Guidance for affected teams:

"remediation": {
  "summary": "One-line action summary.",
  "steps": [
    "Step 1.",
    "Step 2."
  ]
}

metadata

Publication timestamps (ISO 8601):

"metadata": {
  "published_at": "2025-09-15T00:00:00Z",
  "last_updated_at": "2025-09-16T00:00:00Z"
}

Step-by-Step

1. Assign a unique ID

Check existing rule files for the highest SSC-YYYY-NNN value, then increment.

2. Fill in incident details

Populate title, kind, severity, summary, and references from the advisory source.

3. Define affected packages

List every compromised package name, its affected versions, and optionally restrict to specific lockfile ecosystems.

4. Add dropper packages (if any)

Typosquats and helper packages published alongside the primary compromise.

5. Add host indicators (if any)

File paths, hashes, or other IOCs that the scanner can check with the -host flag. Remember: file indicators need at least one of path or file_name.

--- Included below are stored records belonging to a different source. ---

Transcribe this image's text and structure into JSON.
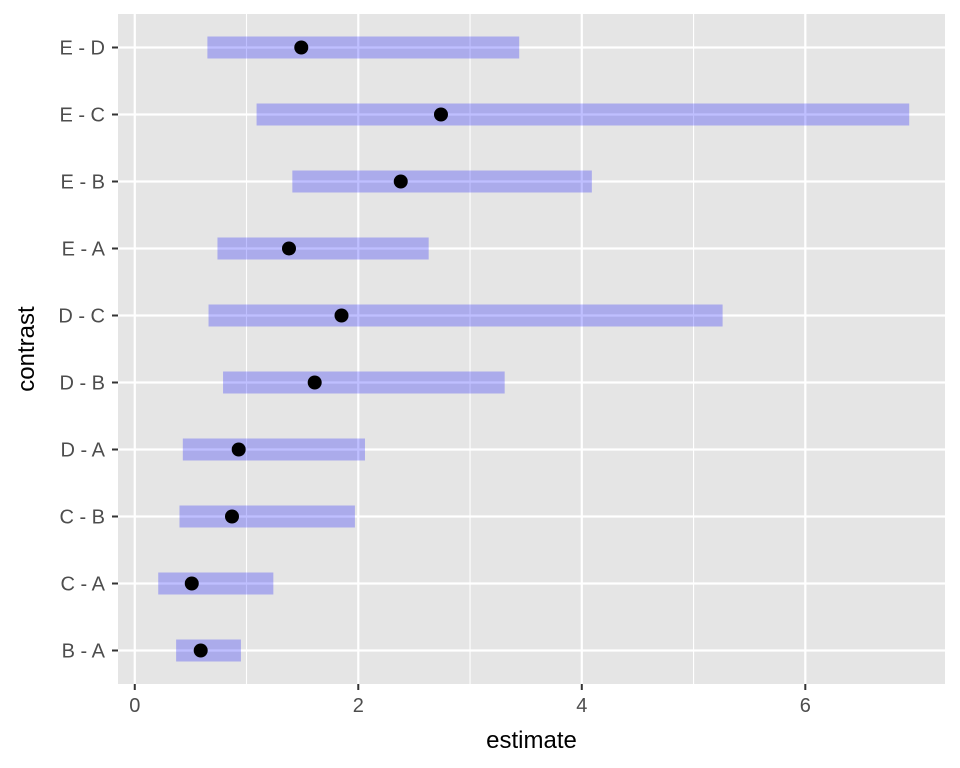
{
  "chart_data": {
    "type": "interval",
    "title": "",
    "xlabel": "estimate",
    "ylabel": "contrast",
    "xlim": [
      -0.15,
      7.25
    ],
    "xticks": [
      0,
      2,
      4,
      6
    ],
    "grid": true,
    "categories": [
      "B - A",
      "C - A",
      "C - B",
      "D - A",
      "D - B",
      "D - C",
      "E - A",
      "E - B",
      "E - C",
      "E - D"
    ],
    "estimate": [
      0.59,
      0.51,
      0.87,
      0.93,
      1.61,
      1.85,
      1.38,
      2.38,
      2.74,
      1.49
    ],
    "lower": [
      0.37,
      0.21,
      0.4,
      0.43,
      0.79,
      0.66,
      0.74,
      1.41,
      1.09,
      0.65
    ],
    "upper": [
      0.95,
      1.24,
      1.97,
      2.06,
      3.31,
      5.26,
      2.63,
      4.09,
      6.93,
      3.44
    ],
    "colors": {
      "panel": "#E5E5E5",
      "grid": "#FFFFFF",
      "interval": "#0000FF",
      "interval_opacity": 0.25,
      "point": "#000000"
    }
  }
}
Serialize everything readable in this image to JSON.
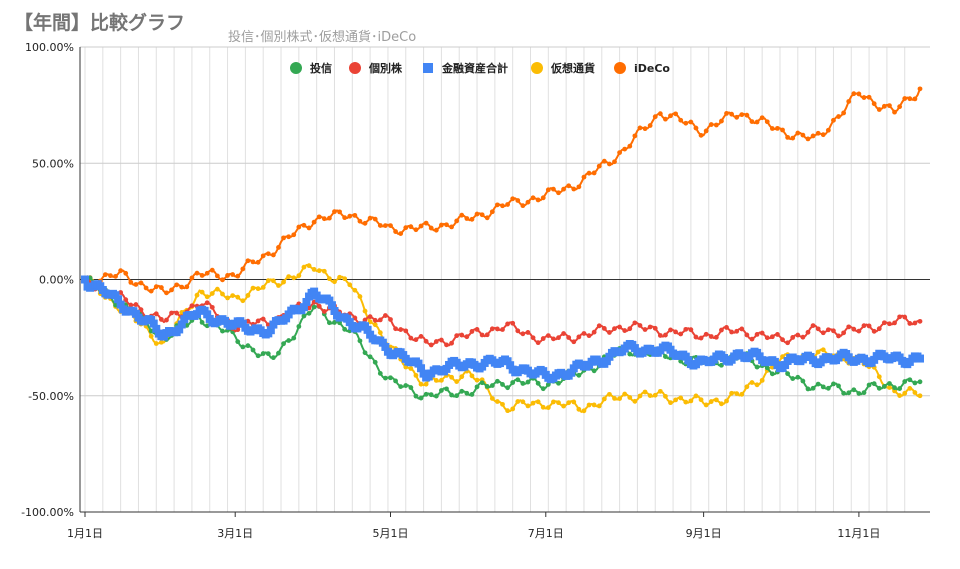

6. Write remediation steps

Tell the user exactly what to upgrade, remove, and check.

7. Validate the rule

Use the Go-side validation to catch schema errors before distribution:

# Quick test: does the scanner load the rule without errors?
gouvernante -rules /path/to/your/rules -dir /path/to/project

For programmatic rule construction, call RuleSet.Validate() before serializing to guarantee schema compliance.

8. Test detection

Create or find a lockfile containing the affected package, then verify:

gouvernante -rules /path/to/rules -lockfile /path/to/test-lockfile
echo $?
# Expected: 2 (findings detected)

Also test against a clean lockfile to verify no false positives:

gouvernante -rules /path/to/rules -lockfile /path/to/clean-lockfile
echo $?
# Expected: 0 (clean)

Quality Checklist

Before distributing a new rule:

  • Unique ID — no other rule uses the same SSC-YYYY-NNN.
  • All required fieldsid, title, kind, ecosystem, severity, package_rules.
  • Verified versions — confirmed from the upstream advisory, not just a blog post.
  • Hash lengths — SHA-256 = 64 hex chars, SHA-1 = 40, MD5 = 32, SHA-512 = 128.
  • File indicators have path or file_name — at least one is required.
  • Hashes only on file indicators — not on process/network/registry/environment.
  • Actionable remediation — tells the user what to do, not just what is wrong.
  • Valid JSONpython3 -m json.tool <file> exits cleanly.
  • Scanner test — detection verified with a test lockfile (exit code 2).
  • No false positives — clean lockfile returns exit code 0.

Self-Assessment

  • Can you write a minimal valid rule from memory (required fields only)?
  • Do you know the difference between package_rules and dropper_packages?
  • Can you explain why file indicators need path or file_name but process indicators don't?